Julia Tran

Reporting back from the Kenyan Development Network Consortium

The Kenyan Development Network Consortium held a ?co-creation? workshop on Friday and Saturday, April 7-8, in Washington DC. (KDNC was founded by Macharia Waruingi, a long-time member of NextBillion.) Participants were mostly members of the Kenyan diaspora, working professionals with a passionate interest in bringing development benefits to Kenya through private sector vehicles. The event’s agenda focused on the health, agriculture, housing and ICT sectors, and appropriately drew attendees whose careers were in these fields.

Dr. Wilson Endege, a biotechnology researcher at the Harvard Institute of Proteomics, and Sam Njoroge, a Manufacturing Engineer of medical devices at MEDEFAB, discussed the possibility of establishing in-country manufacturing facilities for basic drugs and devices. The workshop was attended by several highly experienced ICT professionals and entrepreneurs who discussed ideas to bring connectivity to Kenya. Present were Joseph Manthi, CEO of Wanza Technologies; William S. Odongo, President of TKN Global Spectrum, a company specializing in management information systems (MIS) applications; and Peter S. Maina, President and COO of GeoNet (satellite-enabled low cost, high speed Internet and telephony).

The workshop nurtured a growing realization that among the participants, there was enough experience, expertise, and social network capital to accomplish the ambitious objectives under discussion. Saturday’s session ran four hours over the intended end time, and taking a Saturday meeting four hours over usually indicates that serious planning is underfoot. In case you?re looking to do business in Kenya, KDNC is a great networking platform and potentially a conduit to investment money, i.e., an effective channel for resources critical in bringing a business idea to fruition.
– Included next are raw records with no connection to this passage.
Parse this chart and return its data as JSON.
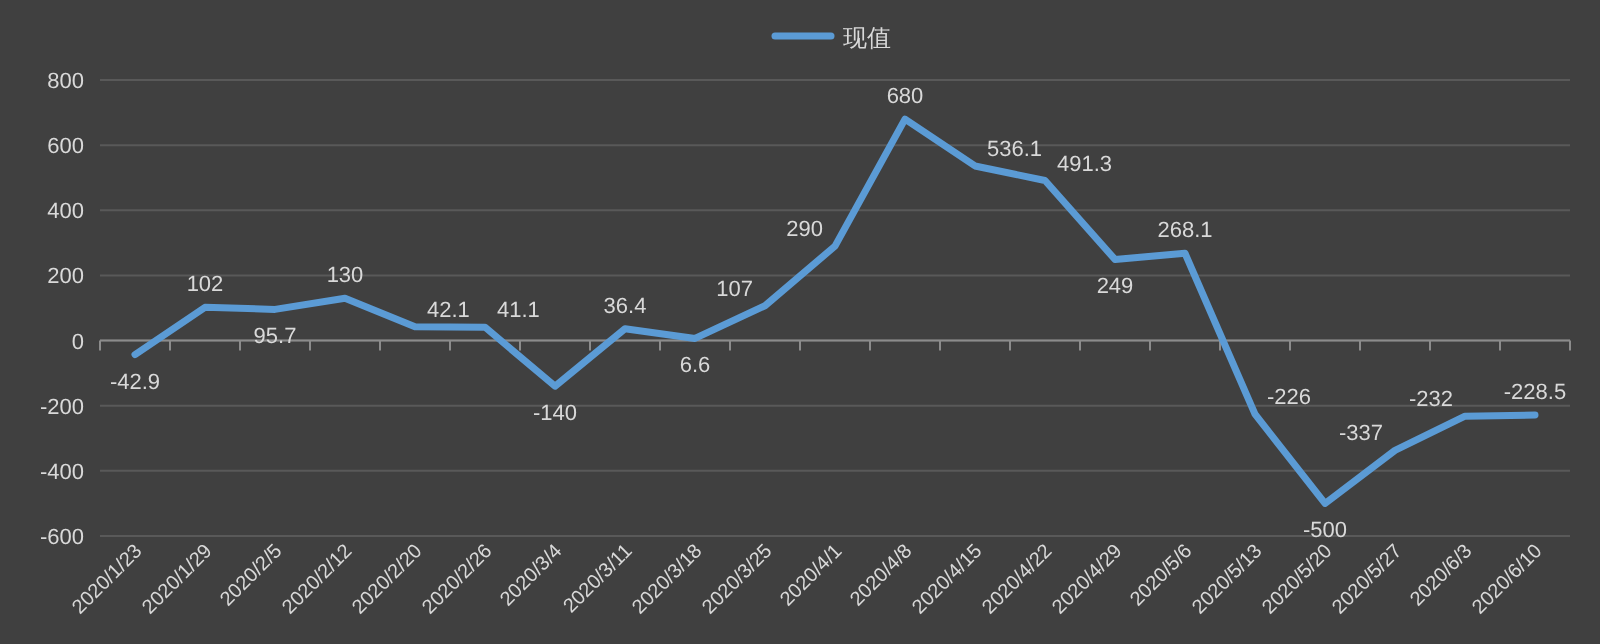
{
  "chart_data": {
    "type": "line",
    "categories": [
      "2020/1/23",
      "2020/1/29",
      "2020/2/5",
      "2020/2/12",
      "2020/2/20",
      "2020/2/26",
      "2020/3/4",
      "2020/3/11",
      "2020/3/18",
      "2020/3/25",
      "2020/4/1",
      "2020/4/8",
      "2020/4/15",
      "2020/4/22",
      "2020/4/29",
      "2020/5/6",
      "2020/5/13",
      "2020/5/20",
      "2020/5/27",
      "2020/6/3",
      "2020/6/10"
    ],
    "series": [
      {
        "name": "现值",
        "color": "#5b9bd5",
        "values": [
          -42.9,
          102,
          95.7,
          130,
          42.1,
          41.1,
          -140,
          36.4,
          6.6,
          107,
          290,
          680,
          536.1,
          491.3,
          249,
          268.1,
          -226,
          -500,
          -337,
          -232,
          -228.5
        ]
      }
    ],
    "ylim": [
      -600,
      800
    ],
    "yticks": [
      -600,
      -400,
      -200,
      0,
      200,
      400,
      600,
      800
    ],
    "grid": "y",
    "legend": "top",
    "data_labels": true,
    "marker": "none",
    "line_style": "solid"
  }
}
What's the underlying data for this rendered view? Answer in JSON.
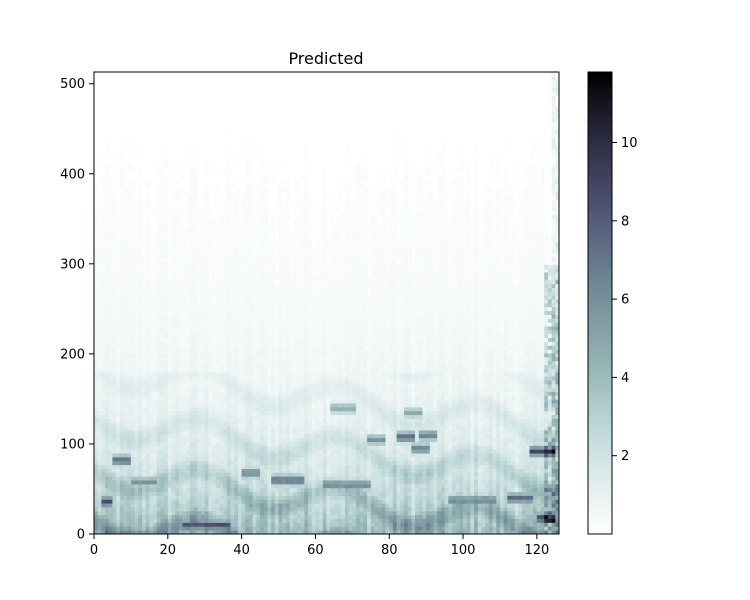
{
  "chart_data": {
    "type": "heatmap",
    "title": "Predicted",
    "xlabel": "",
    "ylabel": "",
    "x_range": [
      0,
      126
    ],
    "y_range": [
      0,
      513
    ],
    "x_ticks": [
      0,
      20,
      40,
      60,
      80,
      100,
      120
    ],
    "y_ticks": [
      0,
      100,
      200,
      300,
      400,
      500
    ],
    "colorbar": {
      "colormap": "bone_r",
      "range": [
        0,
        11.8
      ],
      "ticks": [
        2,
        4,
        6,
        8,
        10
      ]
    },
    "grid": false,
    "features": [
      {
        "x": [
          5,
          9
        ],
        "y": 82,
        "value": 8
      },
      {
        "x": [
          2,
          4
        ],
        "y": 36,
        "value": 9
      },
      {
        "x": [
          10,
          16
        ],
        "y": 58,
        "value": 6
      },
      {
        "x": [
          24,
          36
        ],
        "y": 10,
        "value": 9
      },
      {
        "x": [
          40,
          44
        ],
        "y": 68,
        "value": 7
      },
      {
        "x": [
          48,
          56
        ],
        "y": 60,
        "value": 8
      },
      {
        "x": [
          62,
          74
        ],
        "y": 55,
        "value": 7
      },
      {
        "x": [
          74,
          78
        ],
        "y": 105,
        "value": 6
      },
      {
        "x": [
          82,
          86
        ],
        "y": 108,
        "value": 8
      },
      {
        "x": [
          88,
          92
        ],
        "y": 110,
        "value": 7
      },
      {
        "x": [
          86,
          90
        ],
        "y": 95,
        "value": 7
      },
      {
        "x": [
          96,
          108
        ],
        "y": 38,
        "value": 7
      },
      {
        "x": [
          112,
          118
        ],
        "y": 40,
        "value": 8
      },
      {
        "x": [
          118,
          124
        ],
        "y": 92,
        "value": 9
      },
      {
        "x": [
          120,
          124
        ],
        "y": 18,
        "value": 10
      },
      {
        "x": [
          64,
          70
        ],
        "y": 140,
        "value": 5
      },
      {
        "x": [
          84,
          88
        ],
        "y": 135,
        "value": 5
      }
    ]
  }
}
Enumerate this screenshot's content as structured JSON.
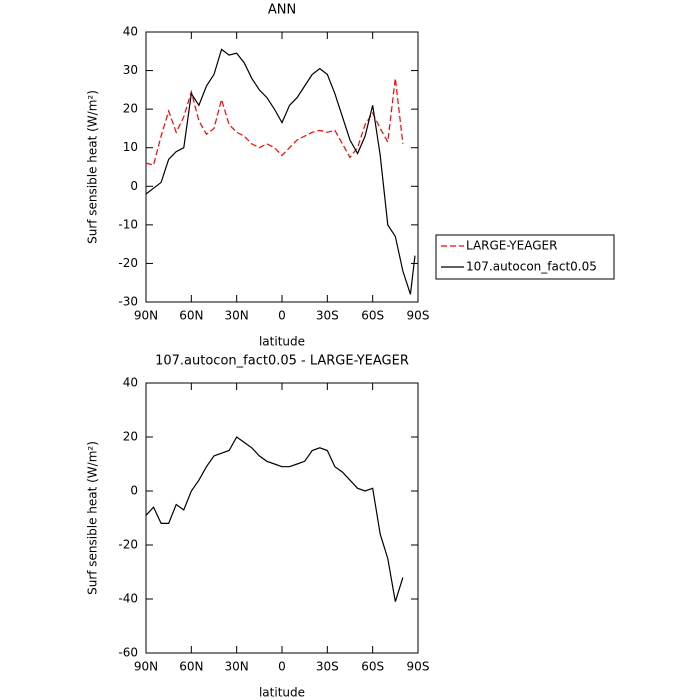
{
  "chart_data": [
    {
      "type": "line",
      "title": "ANN",
      "x_label": "latitude",
      "y_label": "Surf sensible heat (W/m²)",
      "x": [
        90,
        85,
        80,
        75,
        70,
        65,
        60,
        55,
        50,
        45,
        40,
        35,
        30,
        25,
        20,
        15,
        10,
        5,
        0,
        -5,
        -10,
        -15,
        -20,
        -25,
        -30,
        -35,
        -40,
        -45,
        -50,
        -55,
        -60,
        -65,
        -70,
        -75,
        -80,
        -85,
        -88
      ],
      "series": [
        {
          "name": "LARGE-YEAGER",
          "color": "#ff0000",
          "style": "dashed",
          "values": [
            6,
            5.5,
            13,
            19.5,
            14,
            18,
            24.5,
            17,
            13.5,
            15,
            22.5,
            16,
            14,
            13,
            11,
            10,
            11,
            10,
            8,
            10,
            12,
            13,
            14,
            14.5,
            14,
            14.5,
            11,
            7.5,
            10,
            16,
            19,
            15,
            11.5,
            28,
            11,
            null,
            null
          ]
        },
        {
          "name": "107.autocon_fact0.05",
          "color": "#000000",
          "style": "solid",
          "values": [
            -2,
            -0.5,
            1,
            7,
            9,
            10,
            24,
            21,
            26,
            29,
            35.5,
            34,
            34.5,
            32,
            28,
            25,
            23,
            20,
            16.5,
            21,
            23,
            26,
            29,
            30.5,
            29,
            24,
            18,
            12,
            8.5,
            13,
            21,
            8,
            -10,
            -13,
            -22,
            -28,
            -18
          ]
        }
      ],
      "xlim": [
        90,
        -90
      ],
      "xticks": [
        {
          "value": 90,
          "label": "90N"
        },
        {
          "value": 60,
          "label": "60N"
        },
        {
          "value": 30,
          "label": "30N"
        },
        0,
        {
          "value": -30,
          "label": "30S"
        },
        {
          "value": -60,
          "label": "60S"
        },
        {
          "value": -90,
          "label": "90S"
        }
      ],
      "ylim": [
        -30,
        40
      ],
      "yticks": [
        -30,
        -20,
        -10,
        0,
        10,
        20,
        30,
        40
      ],
      "legend": "right"
    },
    {
      "type": "line",
      "title": "107.autocon_fact0.05 - LARGE-YEAGER",
      "x_label": "latitude",
      "y_label": "Surf sensible heat (W/m²)",
      "x": [
        90,
        85,
        80,
        75,
        70,
        65,
        60,
        55,
        50,
        45,
        40,
        35,
        30,
        25,
        20,
        15,
        10,
        5,
        0,
        -5,
        -10,
        -15,
        -20,
        -25,
        -30,
        -35,
        -40,
        -45,
        -50,
        -55,
        -60,
        -65,
        -70,
        -75,
        -80
      ],
      "series": [
        {
          "color": "#000000",
          "style": "solid",
          "values": [
            -9,
            -6,
            -12,
            -12,
            -5,
            -7,
            0,
            4,
            9,
            13,
            14,
            15,
            20,
            18,
            16,
            13,
            11,
            10,
            9,
            9,
            10,
            11,
            15,
            16,
            15,
            9,
            7,
            4,
            1,
            0,
            1,
            -16,
            -25,
            -41,
            -32
          ]
        }
      ],
      "xlim": [
        90,
        -90
      ],
      "xticks": [
        {
          "value": 90,
          "label": "90N"
        },
        {
          "value": 60,
          "label": "60N"
        },
        {
          "value": 30,
          "label": "30N"
        },
        0,
        {
          "value": -30,
          "label": "30S"
        },
        {
          "value": -60,
          "label": "60S"
        },
        {
          "value": -90,
          "label": "90S"
        }
      ],
      "ylim": [
        -60,
        40
      ],
      "yticks": [
        -60,
        -40,
        -20,
        0,
        20,
        40
      ]
    }
  ]
}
They are a fun group of people, to boot.

Diasporic community members are often overlooked as potential partners by other major players in the development sphere, e.g., aid agencies and contractors, governments, and development banks, though the World Bank had hosted KDNC’s Friday session. Perhaps there are too few organizations like KDNC to raise the profile of immigrants working to improve their home countries through enterprise development. Do you know of organizations similar to KDNC? Are you thinking of establishing such an organization within your own community?